Cada día hay un ERE, se cierran centros de trabajo, la Administración adelgaza sus plantillas y vemos desaparecer para siempre puestos de trabajo. Es verdad que la fuerte caída de la demanda agregada es una de las causas de la falta de actividad en el aparato productivo, pero hay algo más que ya no es coyuntural o temporal.

Nuestra civilización se ha montado sobre el consumo desaforado y sobre el crecimiento exponencial de la actividad fabril y productiva en general. Occidente era el productor y el Tercer Mundo el suministrador de la materia prima. Hoy los llamados países emergentes comienzan a competir en producción, precios y calidad. Por otra parte, el mandato compulsivo de la competitividad mueve al antes llamado primer mundo a deslocalizar centros de producción y en otros casos a invertir en capital constante con infraestructuras más sofisticadas, más productivas? Y todo ello en el marco de la tercera fase de la revolución industrial. La primera desalojó los campos y creó el proletariado; la segunda incorporó la electricidad y, con posterioridad, materiales e instrumental con mayor capacidad de producción, diseño y eficacia. Hoy estamos en la fase de la informática y de la expansión de puestos de trabajo en los servicios; pero ya el mercado mundial se ha hecho más pequeño y más concurrido.

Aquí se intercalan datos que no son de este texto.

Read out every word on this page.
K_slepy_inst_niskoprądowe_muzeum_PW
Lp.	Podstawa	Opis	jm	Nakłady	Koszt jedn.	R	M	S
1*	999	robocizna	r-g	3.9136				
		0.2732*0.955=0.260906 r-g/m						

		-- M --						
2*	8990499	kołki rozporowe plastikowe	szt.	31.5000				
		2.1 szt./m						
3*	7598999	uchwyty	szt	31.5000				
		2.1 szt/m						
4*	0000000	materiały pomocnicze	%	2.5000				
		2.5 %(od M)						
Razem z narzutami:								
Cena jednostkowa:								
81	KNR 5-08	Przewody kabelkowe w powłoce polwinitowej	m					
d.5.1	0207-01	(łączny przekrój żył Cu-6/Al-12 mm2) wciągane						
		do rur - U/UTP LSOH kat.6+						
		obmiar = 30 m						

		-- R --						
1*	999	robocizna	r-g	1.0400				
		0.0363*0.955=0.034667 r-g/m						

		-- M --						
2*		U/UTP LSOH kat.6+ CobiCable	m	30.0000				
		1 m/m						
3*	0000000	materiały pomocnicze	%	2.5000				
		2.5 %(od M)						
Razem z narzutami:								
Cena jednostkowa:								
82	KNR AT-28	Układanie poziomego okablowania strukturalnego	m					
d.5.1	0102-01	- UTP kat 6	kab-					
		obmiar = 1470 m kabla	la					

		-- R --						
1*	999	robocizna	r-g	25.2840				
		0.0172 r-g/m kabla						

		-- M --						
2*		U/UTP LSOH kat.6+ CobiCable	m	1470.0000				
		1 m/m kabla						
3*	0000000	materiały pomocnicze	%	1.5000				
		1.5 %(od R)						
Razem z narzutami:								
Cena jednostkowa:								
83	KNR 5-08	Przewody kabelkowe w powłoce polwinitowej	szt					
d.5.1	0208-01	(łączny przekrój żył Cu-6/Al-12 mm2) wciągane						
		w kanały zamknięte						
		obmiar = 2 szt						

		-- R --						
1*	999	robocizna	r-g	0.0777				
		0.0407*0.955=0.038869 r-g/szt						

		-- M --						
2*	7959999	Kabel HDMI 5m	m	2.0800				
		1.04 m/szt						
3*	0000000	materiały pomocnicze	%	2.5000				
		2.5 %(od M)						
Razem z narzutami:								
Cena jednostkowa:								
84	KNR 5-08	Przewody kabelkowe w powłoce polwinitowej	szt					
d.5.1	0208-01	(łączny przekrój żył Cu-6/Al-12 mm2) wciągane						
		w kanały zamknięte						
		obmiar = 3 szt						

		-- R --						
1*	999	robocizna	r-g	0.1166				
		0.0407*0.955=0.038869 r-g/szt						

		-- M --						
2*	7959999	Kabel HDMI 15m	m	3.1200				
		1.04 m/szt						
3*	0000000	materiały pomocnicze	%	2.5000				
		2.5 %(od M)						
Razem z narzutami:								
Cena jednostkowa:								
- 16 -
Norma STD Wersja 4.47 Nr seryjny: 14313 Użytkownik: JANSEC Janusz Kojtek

Las universidades producen miles de titulados cada año que ya no encuentran salida laboral. Esta realidad de aumento de la capacidad productiva ociosa es incompatible con los derechos humanos y con la mayoría de los textos constitucionales. ¿La economía es una ciencia de fines o e medios? O sobran los derechos o sobra el sistema. Lo que no se puede, a estas alturas, es seguir hablando de un crecimiento sostenido, más que improbable, imposible, y seguir pasando por alto la evidencia.

Julio Anguita, ex coordinador general de IU.